Campbell served with the regiment in India in 1937-38 and was promoted to the rank of captain in January 1940 and major in November 1941.
In July 1943 Campbell was appointed second-in-command of the 12th Battalion and on its disbandment was posted to the 1st Battalion in Italy and fought at the battles of Anzio and Monte Cassino. On 14 August 1944 he was promoted to command the 1st Battalion where he fought in Nuremberg, Germany in 1945.
As a Staff Officer, Campbell was then posted to the British Middle East Land Forces to support operations in Palestine/Transjordan between 1945 and 1947.

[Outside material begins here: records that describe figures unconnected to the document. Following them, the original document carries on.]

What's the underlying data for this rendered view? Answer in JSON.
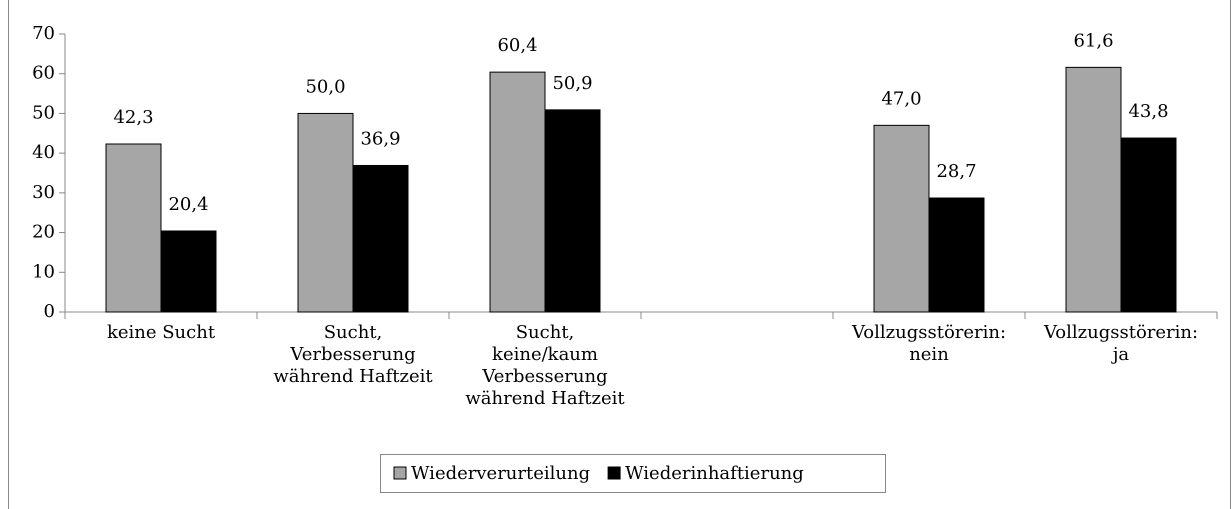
{
  "chart_data": {
    "type": "bar",
    "categories": [
      "keine Sucht",
      "Sucht,\nVerbesserung\nwährend Haftzeit",
      "Sucht,\nkeine/kaum\nVerbesserung\nwährend Haftzeit",
      null,
      "Vollzugsstörerin:\nnein",
      "Vollzugsstörerin:\nja"
    ],
    "series": [
      {
        "name": "Wiederverurteilung",
        "color": "#a6a6a6",
        "values": [
          42.3,
          50.0,
          60.4,
          null,
          47.0,
          61.6
        ],
        "value_labels": [
          "42,3",
          "50,0",
          "60,4",
          null,
          "47,0",
          "61,6"
        ]
      },
      {
        "name": "Wiederinhaftierung",
        "color": "#000000",
        "values": [
          20.4,
          36.9,
          50.9,
          null,
          28.7,
          43.8
        ],
        "value_labels": [
          "20,4",
          "36,9",
          "50,9",
          null,
          "28,7",
          "43,8"
        ]
      }
    ],
    "ylim": [
      0,
      70
    ],
    "yticks": [
      0,
      10,
      20,
      30,
      40,
      50,
      60,
      70
    ],
    "legend": "bottom"
  }
}
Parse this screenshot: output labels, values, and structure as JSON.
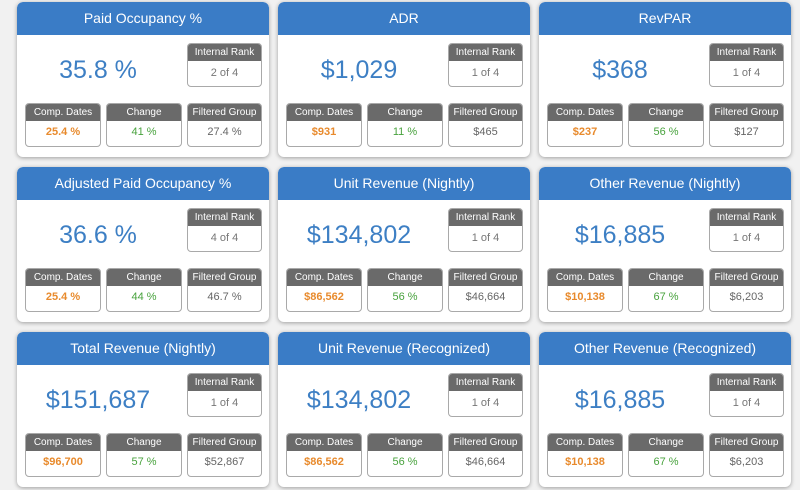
{
  "labels": {
    "internal_rank": "Internal Rank",
    "comp_dates": "Comp. Dates",
    "change": "Change",
    "filtered_group": "Filtered Group"
  },
  "colors": {
    "header_blue": "#3a7cc6",
    "value_blue": "#3d7fc4",
    "label_gray": "#6a6a6a",
    "comp_orange": "#e88a2c",
    "change_green": "#48a23d"
  },
  "cards": [
    {
      "title": "Paid Occupancy %",
      "value": "35.8 %",
      "rank": "2 of 4",
      "comp": "25.4 %",
      "change": "41 %",
      "filtered": "27.4 %"
    },
    {
      "title": "ADR",
      "value": "$1,029",
      "rank": "1 of 4",
      "comp": "$931",
      "change": "11 %",
      "filtered": "$465"
    },
    {
      "title": "RevPAR",
      "value": "$368",
      "rank": "1 of 4",
      "comp": "$237",
      "change": "56 %",
      "filtered": "$127"
    },
    {
      "title": "Adjusted Paid Occupancy %",
      "value": "36.6 %",
      "rank": "4 of 4",
      "comp": "25.4 %",
      "change": "44 %",
      "filtered": "46.7 %"
    },
    {
      "title": "Unit Revenue (Nightly)",
      "value": "$134,802",
      "rank": "1 of 4",
      "comp": "$86,562",
      "change": "56 %",
      "filtered": "$46,664"
    },
    {
      "title": "Other Revenue (Nightly)",
      "value": "$16,885",
      "rank": "1 of 4",
      "comp": "$10,138",
      "change": "67 %",
      "filtered": "$6,203"
    },
    {
      "title": "Total Revenue (Nightly)",
      "value": "$151,687",
      "rank": "1 of 4",
      "comp": "$96,700",
      "change": "57 %",
      "filtered": "$52,867"
    },
    {
      "title": "Unit Revenue (Recognized)",
      "value": "$134,802",
      "rank": "1 of 4",
      "comp": "$86,562",
      "change": "56 %",
      "filtered": "$46,664"
    },
    {
      "title": "Other Revenue (Recognized)",
      "value": "$16,885",
      "rank": "1 of 4",
      "comp": "$10,138",
      "change": "67 %",
      "filtered": "$6,203"
    }
  ]
}
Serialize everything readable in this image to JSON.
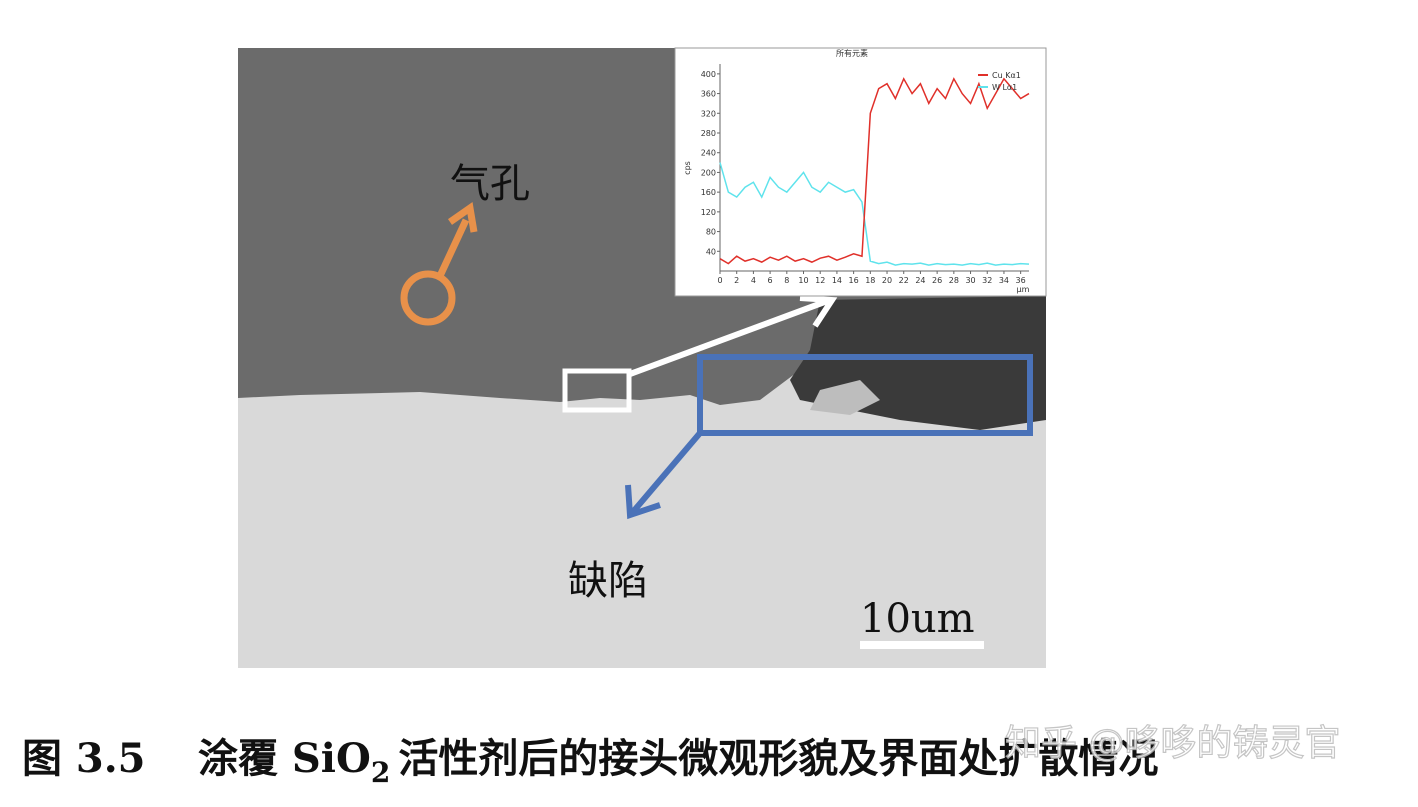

At the end of the Second World War he served with the British Army of the Rhine from 1947 to 1948 under occupied Germany. In 1952 he went on to command the Cameronians 1st Battalion and, for services in Malaysia, was Mentioned in Despatches on 21 October 1952. He also served in Bahrain and Trucial Oman.
In 1958 Campbell became secretary to the General Officer Commanding-in-Chief of Scottish Command and Governor of Edinburgh Castle, Lieutenant-General Sir George Collingwood. He was the Director Royal Edinburgh Military Tattoo before retiring in 1962.
Campbell was married to Margaret Elliot Davidson and had five children. He died in Dumfriesshire, Scotland, in January 1990. He, his wife and two of their children are buried in the churchyard at Kirkpatrick Irongray Church, Kirkcudbrightshire.